I'm not arguing that all cases of clinical depression are misdiagnoses, or that antidepressants do not have uses in keeping patients alive for the months that many cases last. I am arguing that we seldom know what is going on inside psychiatric patients, and must be especially careful about ignoring physiological causes of irrational behavior.
 

natasa778

Senior Member
Messages
1,774
T
.... SSRIs were developed based on the flawed serotonin hypothesis or that drugs have unintended effects is irrelevant. Everyone is wrong about disease and treatment mechanisms all the time, there is nothing unusual going on in that regard here. These treatments will continue to be used until better ones are developed because they are somewhat effective which is a preferable situation to disability or suicide.

It is becoming evident that antidepressants ultimately work via an immunomodulatory mechanism. I would invite you to take a look at some of the newer work showing that the effect of SSRI is diminished if the patient is taking NSAID like ibuprofen at the same time.

Did you see that article I posted on central mediating role of serotonin in the effects of peripheral inflammation on CNS function.

It could well be the case of that street lamp being in the middle of the park :)
 

Sidereal

Senior Member
Messages
4,856
Did you see that article I posted on central mediating role of serotonin in the effects of peripheral inflammation on CNS function.

It could well be the case of that street lamp being in the middle of the park :)

Sorry, I don't think I have. Could you post a link?
 

natasa778

Senior Member
Messages
1,774
Sorry, I don't think I have. Could you post a link?

here is the original paper, I cannot find the link to the thread (I might have dreamt posting it :))

http://www.jneuroinflammation.com/content/pdf/1742-2094-10-116.pdf

Our results suggest that genetic deletion of the serotonin transporter in rats is associated with alterations of
immune/inflammatory players, such as proinflammatory cytokines and markers of microglia activation
, under basal
conditions or following an immune challenge. These results support the idea of a close and reciprocal modulation
between a gene strongly associated with depression and systems involved in the immune response, in line with the
idea that inflammation represents an important environmental factor for depression susceptibility ...
 

Sidereal

Senior Member
Messages
4,856
here is the original paper, I cannot find the link to the thread (I might have dreamt posting it :))
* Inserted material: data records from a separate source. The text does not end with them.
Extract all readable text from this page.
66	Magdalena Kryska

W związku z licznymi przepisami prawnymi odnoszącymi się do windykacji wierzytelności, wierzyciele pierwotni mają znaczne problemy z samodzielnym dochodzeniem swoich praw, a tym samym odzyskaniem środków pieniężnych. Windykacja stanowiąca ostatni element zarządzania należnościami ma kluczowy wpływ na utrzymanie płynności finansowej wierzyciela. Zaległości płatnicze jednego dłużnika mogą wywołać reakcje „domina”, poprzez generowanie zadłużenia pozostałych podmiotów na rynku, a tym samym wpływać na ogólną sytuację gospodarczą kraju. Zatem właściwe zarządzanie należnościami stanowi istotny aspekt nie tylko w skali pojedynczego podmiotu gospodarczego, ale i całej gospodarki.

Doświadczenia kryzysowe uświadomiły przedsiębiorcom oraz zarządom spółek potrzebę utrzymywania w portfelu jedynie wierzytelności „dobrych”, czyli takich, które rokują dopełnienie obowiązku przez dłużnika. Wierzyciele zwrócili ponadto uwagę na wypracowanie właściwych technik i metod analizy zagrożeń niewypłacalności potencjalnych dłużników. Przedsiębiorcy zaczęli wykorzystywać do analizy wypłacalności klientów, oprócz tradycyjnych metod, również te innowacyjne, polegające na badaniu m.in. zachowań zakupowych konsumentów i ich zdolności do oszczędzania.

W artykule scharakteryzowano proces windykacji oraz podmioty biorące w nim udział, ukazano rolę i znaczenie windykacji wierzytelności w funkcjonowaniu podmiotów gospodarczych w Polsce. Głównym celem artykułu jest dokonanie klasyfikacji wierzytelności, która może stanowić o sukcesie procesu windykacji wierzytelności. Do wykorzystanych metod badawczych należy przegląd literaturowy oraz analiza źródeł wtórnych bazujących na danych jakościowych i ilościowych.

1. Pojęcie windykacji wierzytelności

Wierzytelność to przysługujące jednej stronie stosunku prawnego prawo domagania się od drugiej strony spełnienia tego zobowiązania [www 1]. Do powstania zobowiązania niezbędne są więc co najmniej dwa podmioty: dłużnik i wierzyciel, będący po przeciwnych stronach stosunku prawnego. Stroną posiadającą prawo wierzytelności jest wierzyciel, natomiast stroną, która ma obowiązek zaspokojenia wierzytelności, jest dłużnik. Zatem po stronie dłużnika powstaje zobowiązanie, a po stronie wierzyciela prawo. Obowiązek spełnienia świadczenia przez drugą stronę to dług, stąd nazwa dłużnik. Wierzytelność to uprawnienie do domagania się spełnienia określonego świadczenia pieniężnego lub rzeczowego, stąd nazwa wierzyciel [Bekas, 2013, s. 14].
http://www.jneuroinflammation.com/content/pdf/1742-2094-10-116.pdf

Okay, a rat study. Nonetheless, it raises the important point that you require key additional factors to be present in the body in order to be capable of developing a major depressive episode when in a state of immune activation. You can observe this anecdotally in your social circle when people get infections. Some people get very irritable, foul mood, negative/irrational/perseverative cognitions, anxiety etc. when they have a cold while others get no apparent depressive symptoms despite having an infection/autoimmune disease/cancer/etc.
 
Messages
3,263
Interesting and related observation: When I started on prednisone, I had a look at various forums to see if anyone had suffered depression on it (I saw it mentioned somewhere as a side effect of long-term use).

But what I discovered was the opposite: a lot of people with depression who had never responded to antidepressants, but found when they took a course of prednisone (usually prescribed for something else entirely), they felt a marked and long-lasting relief from their depression.

Given that corticosteroids are immune suppressants, just wondering is these guys might be the "non-responders" whose depression is inflammation-related?
 

A.B.

Senior Member
Messages
3,780
But what I discovered was the opposite: a lot of people with depression who had never responded to antidepressants, but found when they took a course of prednisone (usually prescribed for something else entirely), they felt a marked and long-lasting relief from their depression.

Given that corticosteroids are immune suppressants, just wondering is these guys might be the "non-responders" whose depression is inflammation-related?
Corticosteroids are known to improve mood in most people so this isn't very surprising.